Bu rejim, bu düzen Tayyip Erdoğan rejimi değil, AKP’li yıllarda yüzde 673 kere büyüdüklerini dile getiren sermayenin düzenidir, rejimidir. Bu düzende hiç bir “karizma” sermayenin çıkarlarına rağmen iktidarda tutunamaz.

Sizi temin ederim ki, bu “evet” sonucu, eğer iyi değerlendirilebilirse,  devrimcilerin önünü açacaktır. Bir kere kitleler bu oylama oyununa olan inançlarını önemli ölçüde kaybedeceklerdir. Hatırlayalım, Mısır’da darbe öncesinde dinci hükümete muhalif olan kitlelerin çok büyük bir bölümü sandıklara gitmemişler, bu şekilde rejimin meşruiyetini tanımadıklarını  ifade etmişlerdi.  Biz Haziran’dan hemen sonra bunu yapamadık.

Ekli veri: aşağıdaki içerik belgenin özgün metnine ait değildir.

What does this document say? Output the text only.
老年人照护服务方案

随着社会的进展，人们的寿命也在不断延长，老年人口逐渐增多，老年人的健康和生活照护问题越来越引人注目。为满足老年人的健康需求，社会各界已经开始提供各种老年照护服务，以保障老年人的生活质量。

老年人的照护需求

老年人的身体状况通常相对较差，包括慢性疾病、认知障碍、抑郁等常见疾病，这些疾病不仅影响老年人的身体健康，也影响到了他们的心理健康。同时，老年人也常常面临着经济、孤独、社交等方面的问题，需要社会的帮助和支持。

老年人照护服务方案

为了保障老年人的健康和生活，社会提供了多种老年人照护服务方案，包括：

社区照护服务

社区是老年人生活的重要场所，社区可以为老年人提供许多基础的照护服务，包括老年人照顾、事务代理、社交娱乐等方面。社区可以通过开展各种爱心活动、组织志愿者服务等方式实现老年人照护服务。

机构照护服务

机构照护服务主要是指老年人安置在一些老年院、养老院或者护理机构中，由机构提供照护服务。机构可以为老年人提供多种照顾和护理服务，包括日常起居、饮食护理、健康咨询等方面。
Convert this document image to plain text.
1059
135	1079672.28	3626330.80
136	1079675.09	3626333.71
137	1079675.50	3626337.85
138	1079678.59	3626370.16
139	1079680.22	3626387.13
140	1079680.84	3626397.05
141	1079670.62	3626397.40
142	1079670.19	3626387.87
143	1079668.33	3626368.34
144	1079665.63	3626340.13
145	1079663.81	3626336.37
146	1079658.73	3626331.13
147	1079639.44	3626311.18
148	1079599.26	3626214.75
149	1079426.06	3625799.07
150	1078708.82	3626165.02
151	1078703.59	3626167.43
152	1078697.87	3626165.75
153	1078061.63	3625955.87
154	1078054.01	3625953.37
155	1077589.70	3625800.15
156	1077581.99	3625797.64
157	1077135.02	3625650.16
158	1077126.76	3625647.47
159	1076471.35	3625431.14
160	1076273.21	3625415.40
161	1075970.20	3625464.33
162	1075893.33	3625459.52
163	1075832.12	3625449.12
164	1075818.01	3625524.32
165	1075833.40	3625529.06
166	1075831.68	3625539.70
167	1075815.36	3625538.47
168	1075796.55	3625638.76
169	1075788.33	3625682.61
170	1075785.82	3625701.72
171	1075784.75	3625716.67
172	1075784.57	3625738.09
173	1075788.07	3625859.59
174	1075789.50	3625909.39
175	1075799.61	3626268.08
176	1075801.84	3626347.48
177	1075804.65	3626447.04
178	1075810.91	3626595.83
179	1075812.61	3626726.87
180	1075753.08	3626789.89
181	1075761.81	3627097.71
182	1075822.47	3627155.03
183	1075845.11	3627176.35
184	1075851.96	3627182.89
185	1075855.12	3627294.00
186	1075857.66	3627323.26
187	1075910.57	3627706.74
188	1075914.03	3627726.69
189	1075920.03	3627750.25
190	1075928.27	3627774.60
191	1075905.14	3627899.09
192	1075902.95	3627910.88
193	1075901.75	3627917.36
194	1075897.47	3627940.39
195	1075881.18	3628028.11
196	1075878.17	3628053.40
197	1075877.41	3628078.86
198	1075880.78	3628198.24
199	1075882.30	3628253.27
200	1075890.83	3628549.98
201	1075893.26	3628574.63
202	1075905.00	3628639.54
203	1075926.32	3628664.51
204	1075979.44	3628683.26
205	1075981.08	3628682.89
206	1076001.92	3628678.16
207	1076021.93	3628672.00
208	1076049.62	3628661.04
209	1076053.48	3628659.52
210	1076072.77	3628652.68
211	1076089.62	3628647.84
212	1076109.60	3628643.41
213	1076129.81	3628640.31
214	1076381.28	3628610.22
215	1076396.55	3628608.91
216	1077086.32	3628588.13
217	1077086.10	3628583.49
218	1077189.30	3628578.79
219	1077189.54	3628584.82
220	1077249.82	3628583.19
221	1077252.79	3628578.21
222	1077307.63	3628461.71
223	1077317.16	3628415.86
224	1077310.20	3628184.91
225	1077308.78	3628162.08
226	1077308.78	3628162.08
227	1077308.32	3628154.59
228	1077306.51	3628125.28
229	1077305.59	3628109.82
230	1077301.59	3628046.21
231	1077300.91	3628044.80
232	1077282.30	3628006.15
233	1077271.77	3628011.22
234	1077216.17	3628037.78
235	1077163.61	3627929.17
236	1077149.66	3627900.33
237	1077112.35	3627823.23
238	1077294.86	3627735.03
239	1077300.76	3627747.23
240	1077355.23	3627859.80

Türkiye devrimcisi son 25-30 yıllık sürede, emperyalist güçlerin, düzen güçlerinin memleketi düze çıkaracağı beklentisi içinde oldu. Halen de bu beklentisi sürüyor. Yok ABD, AB,  Türkiye’deki rejimin üzerini çizdi; yok, büyük sermaye rejimden şöyle rahatsız falan filan. Bu saptamalar belli uğraklarda şu ya da bu derecede isabetli olabilir. Ancak devrimci dönüşüm düşüncesini, olanaklarını, mücadelesini inkar etmeye kadar varan hazırcı beklentilere zemin hazırlamak için kullanılamaz. Yoksa, nasıl devrim talebinde bulunabilir, kitleleri bu talebi sahiplenmeye nasıl ikna edebiliriz?

Devrim düşüncesini, inancını güçlendirecek, devrimci düşünme ve eyleme yöntemlerine odaklanan bir anlayışı takviye etmemiz zarurettir. Asıl sorunumuz, devrim metodundan uzaklaşmış olmamızdır.

AKP, onun çekip çevirmeye çalıştığı bu sürünen, sürüklenen, saplandığı bataklıkta sürekli patinaj halindeki düzen ancak bir devrimle alt edilebilir. Sizi temin ederim ki, bu akşamki “evet” bu yolda bize büyük olanaklar sunacaktır.

Devrimci kutuplaşmadan, çatışmadan korkar mı? Ne oldu bize? Kutuplaşma, çatışma, kaos olmadan devrim nasıl olacak? Bu akşamki “evet” düzenin, rejimin kaçınılmaz sonunu biraz daha öne almıştır. Rejimi artık (teşebbüs etse de) daha ileri gidemeyeceği ve geri de dönemeyeceği bir noktaya itmiştir.

Öncelikle samimi olmak gerekir. Oportünizm samimiyetsizlik demektir. Bütün mesele, bu çatışma, kutuplaşma koşullarını lehimize çevirecek politikalar belirlemekte. Sadece teorik doğrularla öncü parti olunamaz. Pekala bunu her gün bir çok aydın veya akademisyen de yapabiliyor. Öncü parti teorik doğrulardan doğru politik pratiği çıkartır.